The deemed market value rule applied
By virtue of s 53(1A) FA 2003, the chargeable consideration for the acquisition of the Lease by the Appellant is to be taken to be not less than the market value of the Lease as at 5 July 2011, the effective date of the transaction.
Section 53 FA 2003 applies in this case. It is undisputed that the purchaser, the Appellant, is a company, and that the vendor, B64, is “connected” to the Appellant for purposes of s 53(1)(a) and (2) FA 2003.
None of the exceptions in s 54 FA 2003 apply.
The only potentially applicable exception identified by the parties is Case 3 in s 54(4) FA 2003.
However, pursuant to s 54(4)(b), the exception in Case 3 will not apply if the subject matter of the transaction (that is, the Lease) had, within the period of three years immediately preceding the effective date of the transaction, been the subject of a transaction in respect of which group relief was claimed by the vendor (that is, by B64).
Earlier in the day on 5 July 2011, before the Lease was transferred by B64 to the Appellant, the Lease had been granted by SGSL to B64. In respect of this transaction, B64 submitted a land transaction return in which it made a group relief claim. Thus, at the time of the transfer of the Lease from B64 to the Appellant, the Lease had been subject to an earlier transaction in which a group relief claim had been made. The fact that the earlier transaction occurred on the same day is immaterial (see paragraph 71 above).
It is immaterial that HMRC concluded that the group relief claim made by B64 did not need to be considered because sub-sale relief was available. The operation of s 54(4)(b) depends on whether or not B64 made a group relief claim in respect of the earlier transaction, not whether B64 was entitled to group relief, and not whether HMRC considered that B64 was entitled to group relief (paragraphs 73-81 above).
In view of this conclusion, there is no need to determine whether the sale of the Lease by B64 to the Appellant at book value (that is to say, at an under-value) was a “distribution of the assets of that company” for purposes of s 54(4)(a) FA 2003.
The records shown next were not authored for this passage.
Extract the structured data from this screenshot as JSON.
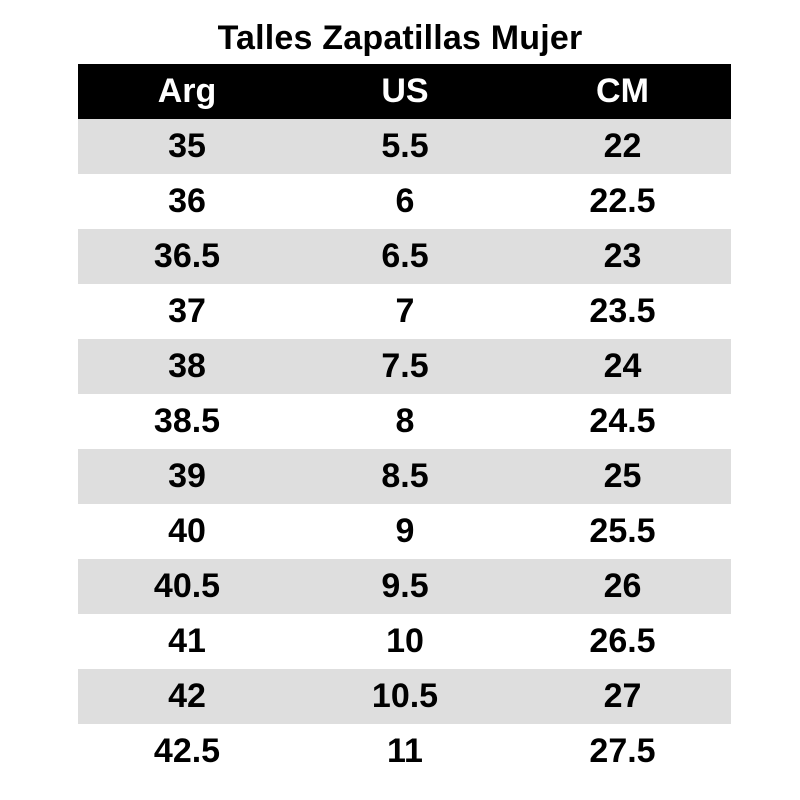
{
  "title": "Talles Zapatillas Mujer",
  "colors": {
    "header_bg": "#000000",
    "header_text": "#ffffff",
    "shaded_row": "#dedede",
    "plain_row": "#ffffff"
  },
  "table": {
    "headers": [
      "Arg",
      "US",
      "CM"
    ],
    "rows": [
      [
        "35",
        "5.5",
        "22"
      ],
      [
        "36",
        "6",
        "22.5"
      ],
      [
        "36.5",
        "6.5",
        "23"
      ],
      [
        "37",
        "7",
        "23.5"
      ],
      [
        "38",
        "7.5",
        "24"
      ],
      [
        "38.5",
        "8",
        "24.5"
      ],
      [
        "39",
        "8.5",
        "25"
      ],
      [
        "40",
        "9",
        "25.5"
      ],
      [
        "40.5",
        "9.5",
        "26"
      ],
      [
        "41",
        "10",
        "26.5"
      ],
      [
        "42",
        "10.5",
        "27"
      ],
      [
        "42.5",
        "11",
        "27.5"
      ]
    ]
  }
}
Section 75A FA 2003 does not apply
Section 75A FA 2003 does not apply, because the requirement in s 75A(1)(c) is not satisfied.
It follows from the findings above that the Appellant is chargeable to SDLT on its acquisition of the Lease from B64, based on the market value of the Lease on the effective date of the transaction. No greater amount of SDLT would have been payable on a notional transfer of the Lease directly from SGSL to the Appellant.
RIGHT TO APPLY FOR PERMISSION TO APPEAL
This document contains full findings of fact and reasons for the decision. Any party dissatisfied with this decision has a right to apply for permission to appeal against it pursuant to Rule 39 of the Tribunal Procedure (First-tier Tribunal) (Tax Chamber) Rules 2009. The application must be received by this Tribunal not later than 56 days after this decision is sent to that party. The parties are referred to “Guidance to accompany a Decision from the First-tier Tribunal (Tax Chamber)” which accompanies and forms part of this decision notice.